Encontro anual de verão, em Louisiana, EUA, de membros de várias igrejas batistas (EPA)

O porta-voz da Igreja Batista do Sul, Sing Oldham, garante que “as igrejas têm sido chamadas a relatar às autoridades todas as suspeitas sobre abusos sexuais”, acrescentando também que “têm sido criados recursos para as igrejas protegerem da melhor forma os seus fiéis”

Durante mais de 20 anos, pelo menos 380 homens ligados à Igreja Batista do Sul, nos Estados Unidos, abusaram sexualmente de 700 dos seus fiéis. São as conclusões de uma extensa investigação de dois jornais texanos, o Houston Chronicle e o San Antonio, que analisaram documentos dos tribunais federais e estaduais dos Estados Unidos, bem como registos de estabelecimentos prisionais e documentos oficiais provenientes de mais de 20 estados.

Dos 380 homens identificados, 220 foram acusados, ou chegaram a acordo com as vítimas. Dos 220, 90 estão ainda a cumprir pena de prisão e 100 fazem parte do registo norte-americano de abusadores sexuais. A lista inclui todo o tipo de pessoas ligadas à igreja: pastores, diáconos, voluntários, professores de catequese e organizadores de eventos religiosos.
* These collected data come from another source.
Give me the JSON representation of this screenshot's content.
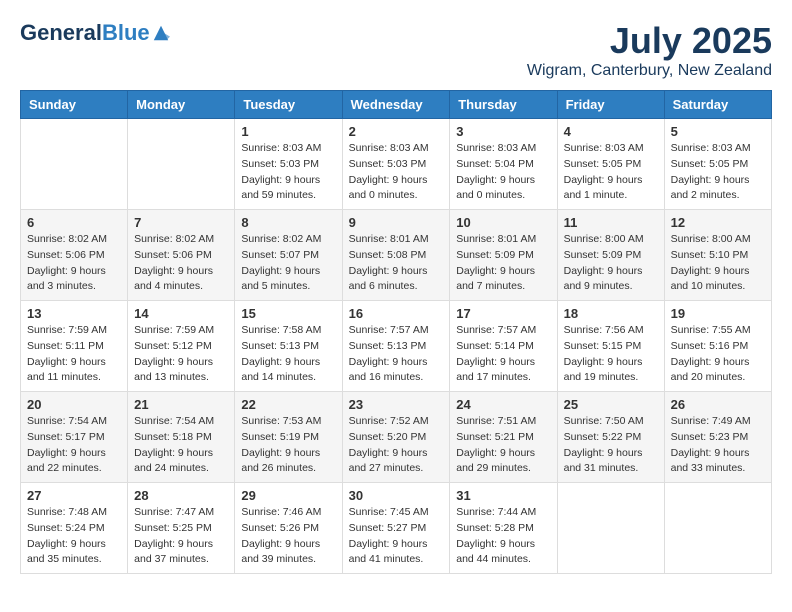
{
  "header": {
    "logo_general": "General",
    "logo_blue": "Blue",
    "month_title": "July 2025",
    "location": "Wigram, Canterbury, New Zealand"
  },
  "weekdays": [
    "Sunday",
    "Monday",
    "Tuesday",
    "Wednesday",
    "Thursday",
    "Friday",
    "Saturday"
  ],
  "weeks": [
    [
      {
        "day": "",
        "info": ""
      },
      {
        "day": "",
        "info": ""
      },
      {
        "day": "1",
        "info": "Sunrise: 8:03 AM\nSunset: 5:03 PM\nDaylight: 9 hours\nand 59 minutes."
      },
      {
        "day": "2",
        "info": "Sunrise: 8:03 AM\nSunset: 5:03 PM\nDaylight: 9 hours\nand 0 minutes."
      },
      {
        "day": "3",
        "info": "Sunrise: 8:03 AM\nSunset: 5:04 PM\nDaylight: 9 hours\nand 0 minutes."
      },
      {
        "day": "4",
        "info": "Sunrise: 8:03 AM\nSunset: 5:05 PM\nDaylight: 9 hours\nand 1 minute."
      },
      {
        "day": "5",
        "info": "Sunrise: 8:03 AM\nSunset: 5:05 PM\nDaylight: 9 hours\nand 2 minutes."
      }
    ],
    [
      {
        "day": "6",
        "info": "Sunrise: 8:02 AM\nSunset: 5:06 PM\nDaylight: 9 hours\nand 3 minutes."
      },
      {
        "day": "7",
        "info": "Sunrise: 8:02 AM\nSunset: 5:06 PM\nDaylight: 9 hours\nand 4 minutes."
      },
      {
        "day": "8",
        "info": "Sunrise: 8:02 AM\nSunset: 5:07 PM\nDaylight: 9 hours\nand 5 minutes."
      },
      {
        "day": "9",
        "info": "Sunrise: 8:01 AM\nSunset: 5:08 PM\nDaylight: 9 hours\nand 6 minutes."
      },
      {
        "day": "10",
        "info": "Sunrise: 8:01 AM\nSunset: 5:09 PM\nDaylight: 9 hours\nand 7 minutes."
      },
      {
        "day": "11",
        "info": "Sunrise: 8:00 AM\nSunset: 5:09 PM\nDaylight: 9 hours\nand 9 minutes."
      },
      {
        "day": "12",
        "info": "Sunrise: 8:00 AM\nSunset: 5:10 PM\nDaylight: 9 hours\nand 10 minutes."
      }
    ],
    [
      {
        "day": "13",
        "info": "Sunrise: 7:59 AM\nSunset: 5:11 PM\nDaylight: 9 hours\nand 11 minutes."
      },
      {
        "day": "14",
        "info": "Sunrise: 7:59 AM\nSunset: 5:12 PM\nDaylight: 9 hours\nand 13 minutes."
      },
      {
        "day": "15",
        "info": "Sunrise: 7:58 AM\nSunset: 5:13 PM\nDaylight: 9 hours\nand 14 minutes."
      },
      {
        "day": "16",
        "info": "Sunrise: 7:57 AM\nSunset: 5:13 PM\nDaylight: 9 hours\nand 16 minutes."
      },
      {
        "day": "17",
        "info": "Sunrise: 7:57 AM\nSunset: 5:14 PM\nDaylight: 9 hours\nand 17 minutes."
      },
      {
        "day": "18",
        "info": "Sunrise: 7:56 AM\nSunset: 5:15 PM\nDaylight: 9 hours\nand 19 minutes."
      },
      {
        "day": "19",
        "info": "Sunrise: 7:55 AM\nSunset: 5:16 PM\nDaylight: 9 hours\nand 20 minutes."
      }
    ],
    [
      {
        "day": "20",
        "info": "Sunrise: 7:54 AM\nSunset: 5:17 PM\nDaylight: 9 hours\nand 22 minutes."
      },
      {
        "day": "21",
        "info": "Sunrise: 7:54 AM\nSunset: 5:18 PM\nDaylight: 9 hours\nand 24 minutes."
      },
      {
        "day": "22",
        "info": "Sunrise: 7:53 AM\nSunset: 5:19 PM\nDaylight: 9 hours\nand 26 minutes."
      },
      {
        "day": "23",
        "info": "Sunrise: 7:52 AM\nSunset: 5:20 PM\nDaylight: 9 hours\nand 27 minutes."
      },
      {
        "day": "24",
        "info": "Sunrise: 7:51 AM\nSunset: 5:21 PM\nDaylight: 9 hours\nand 29 minutes."
      },
      {
        "day": "25",
        "info": "Sunrise: 7:50 AM\nSunset: 5:22 PM\nDaylight: 9 hours\nand 31 minutes."
      },
      {
        "day": "26",
        "info": "Sunrise: 7:49 AM\nSunset: 5:23 PM\nDaylight: 9 hours\nand 33 minutes."
      }
    ],
    [
      {
        "day": "27",
        "info": "Sunrise: 7:48 AM\nSunset: 5:24 PM\nDaylight: 9 hours\nand 35 minutes."
      },
      {
        "day": "28",
        "info": "Sunrise: 7:47 AM\nSunset: 5:25 PM\nDaylight: 9 hours\nand 37 minutes."
      },
      {
        "day": "29",
        "info": "Sunrise: 7:46 AM\nSunset: 5:26 PM\nDaylight: 9 hours\nand 39 minutes."
      },
      {
        "day": "30",
        "info": "Sunrise: 7:45 AM\nSunset: 5:27 PM\nDaylight: 9 hours\nand 41 minutes."
      },
      {
        "day": "31",
        "info": "Sunrise: 7:44 AM\nSunset: 5:28 PM\nDaylight: 9 hours\nand 44 minutes."
      },
      {
        "day": "",
        "info": ""
      },
      {
        "day": "",
        "info": ""
      }
    ]
  ]
}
Segundo a CNN, algumas das vítimas foram obrigadas a abortar e outras a perdoar os agressores sexuais, para poderem manter as suas rotinas religiosas próprias da congregação batista. Outras repetidamente assediadas, e mesmo violadas, como foi o caso de um menino de três anos, mostram os registos recolhidos pela investigação dos jornais.

O presidente da congregação religiosa, J.D. Greer, não respondeu às questões colocadas pelos jornais norte-americanos mas, numa série de tweets, considerou as acusações como “pura maldade” e garantiu que “a segurança das vítimas é mais importante do que a reputação da igreja”.

O porta-voz da Igreja Batista do Sul, Sing Oldham, garante que “as igrejas têm sido chamadas a relatar às autoridades todas as suspeitas sobre abusos sexuais”, acrescentando também que “têm sido criados recursos para as igrejas protegerem da melhor forma os seus fiéis”.